L’orthographe française est au service du déterminisme social : elle favorise ceux que le sociologue Pierre Bourdieu qualifie d’héritiers, laisse sur le bord de la route les non-héritiers. L’orthographe est bien au service de la reproduction des inégalités sociales et culturelles : elle a été politiquement conçue avec cette fonction et nous l’avons oublié. J’ai formé des futurs enseignants pendant plus de vingt-cinq ans et je dois remercier ici mes collègues romanistes et psychopédagogues qui m’ont ouvert les yeux sur cette dimension discriminante de l’orthographe française. Mon histoire m’a rendue très sensible à la question du déterminisme social, à tout ce que la société et l’État mettent en place pour empêcher l’émancipation sociale. Je suis née dans un milieu privilégié, mes parents issus de la petite bourgeoisie, se sont émancipés de leur milieu grâce aux études, à l’enseignement. Ayant l’un comme l’autre souffert de l’entre-soi (on est toujours le pauvre d’un mieux nanti : mon père était snobé par la petite noblesse, ma mère par les familles de professeurs d’université), ils ont été particulièrement attentifs à ce que leurs enfants évitent cet entre-soi dans leur scolarité. Alors que le catholicisme faisait partie de l’ADN de mes parents, mes frères et moi ne fréquentions pas l’école paroissiale où se retrouvaient les enfants des « gens bien », mais la petite école communale du village où nous partagions les bancs d’enfants issus de milieux très différents du nôtre. Le niveau d’enseignement n’y était pas exceptionnel, j’en suis sortie avec quelques lacunes (en orthographe certainement), mais j’y ai tout appris au niveau de mes aptitudes sociales, car nous étions tous égaux, la cour de récré appartenait autant aux filles et fils du réfugié roumain, qu’à ceux du journaliste, qu’à ceux de l’ouvrier. J’y ai surtout acquis le plaisir d’apprendre, car il n’y avait aucune pression : nous avions le droit de nous tromper.
À l’époque, je n’avais évidemment pas conscience qu’il s’agissait d’un choix engagé de la part de mes parents. Il a pourtant orienté et oriente toujours ma vision de la société et mes choix professionnels.

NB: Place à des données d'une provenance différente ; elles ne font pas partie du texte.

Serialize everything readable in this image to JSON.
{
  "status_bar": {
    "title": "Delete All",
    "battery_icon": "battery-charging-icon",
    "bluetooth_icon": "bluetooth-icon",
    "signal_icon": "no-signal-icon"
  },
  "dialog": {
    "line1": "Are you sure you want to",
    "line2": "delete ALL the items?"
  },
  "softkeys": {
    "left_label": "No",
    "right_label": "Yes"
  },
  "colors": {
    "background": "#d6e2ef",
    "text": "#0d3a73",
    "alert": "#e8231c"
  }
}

Des années plus tard, j’ai compris que mes instituteurs s’inspiraient d’un mouvement pédagogique « l’éducation nouvelle » fondé en 1921 sur les décombres de la première guerre mondiale. Les fondateurs avaient la conviction que, pour assurer au monde un avenir de paix, rien ne pouvait être plus efficace que de développer auprès des jeunes générations, le respect de la personne humaine par une éducation appropriée. Ainsi pourraient s›épanouir les sentiments de solidarité et de fraternité humaines qui sont aux antipodes de la guerre et de la violence. Parmi les fondateurs les plus connus : Célestin Freinet et Maria Montessori. Grâce à cette école, j’ai été baignée dans le concept de fraternité humaine dès ma plus petite enfance.

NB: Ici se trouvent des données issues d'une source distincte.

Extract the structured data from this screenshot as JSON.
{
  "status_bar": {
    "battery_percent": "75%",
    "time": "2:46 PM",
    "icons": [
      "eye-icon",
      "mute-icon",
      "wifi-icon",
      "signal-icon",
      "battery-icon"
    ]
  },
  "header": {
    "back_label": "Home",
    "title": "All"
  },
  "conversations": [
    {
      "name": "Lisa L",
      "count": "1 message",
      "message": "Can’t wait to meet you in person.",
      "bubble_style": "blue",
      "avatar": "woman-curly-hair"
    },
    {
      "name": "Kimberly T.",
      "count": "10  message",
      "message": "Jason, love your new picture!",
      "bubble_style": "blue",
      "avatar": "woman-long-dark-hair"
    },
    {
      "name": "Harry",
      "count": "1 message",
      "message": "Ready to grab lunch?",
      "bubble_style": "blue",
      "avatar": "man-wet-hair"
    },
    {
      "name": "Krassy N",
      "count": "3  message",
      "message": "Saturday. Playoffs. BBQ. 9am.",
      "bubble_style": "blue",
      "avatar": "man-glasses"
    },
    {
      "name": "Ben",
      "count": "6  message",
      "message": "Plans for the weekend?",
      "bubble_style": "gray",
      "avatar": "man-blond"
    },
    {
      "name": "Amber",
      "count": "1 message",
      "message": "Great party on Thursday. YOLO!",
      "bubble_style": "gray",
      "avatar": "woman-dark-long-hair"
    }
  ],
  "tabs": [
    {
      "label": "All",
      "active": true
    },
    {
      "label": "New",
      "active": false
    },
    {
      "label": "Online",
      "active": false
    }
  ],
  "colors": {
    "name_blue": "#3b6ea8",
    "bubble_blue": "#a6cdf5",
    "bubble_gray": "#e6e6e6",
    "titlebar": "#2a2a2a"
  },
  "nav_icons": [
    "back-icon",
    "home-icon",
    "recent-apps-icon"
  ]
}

C’est la confrontation à l’iniquité de notre système éducatif belge qui m’a fait prendre conscience des enjeux du déterminisme social : notre enseignement est parmi les plus inéquitables des pays développés (avec la France !). Le niveau socio-économique des parents est la variable qui prédit le mieux le parcours scolaire de l’élève. La participation à des projets de lutte contre la précarité en milieu scolaire a aiguisé ma perception. J’enrage de voir cette école, qui m’a tant donné, être incapable de lutter contre les inégalités sociales et même, derrière un discours lénifiant, de savamment les entretenir. Je pense qu’éviter de se questionner sur cette orthographe française, rendue volontairement complexe pour en limiter l’accès aux classes supérieures, implique une certaine vision de la société et des rapports humains.
Dans une autre interview, Arnaud Hoedt synthétise tout ce que j’ai pu observer auprès de mes étudiants et dans les classes de l’enseignement obligatoire : « Une fois que l’enfant a compris que c’était trop difficile pour lui, parce qu’il est dyslexique ou qu’il n’arrive pas à comprendre la logique orthographique », il a tendance à jeter le bébé avec l’eau du bain et à se dire « le français, c’est pas pour moi ». Et du coup, à évacuer tout ce qui fait la richesse de la communication, la littérature, la lecture, la beauté de la langue, et peut-être même la culture francophone en général. De l’autre côté, on a les gagnants qui vont s’identifier à cette culture patrimoniale traditionnelle et devenir eux-mêmes les bourreaux, les nouveaux gardiens de l’église orthographique, en répétant que l’orthographe c’est la langue, que la langue c’est la culture et qu’il n’est donc pas question d’y toucher.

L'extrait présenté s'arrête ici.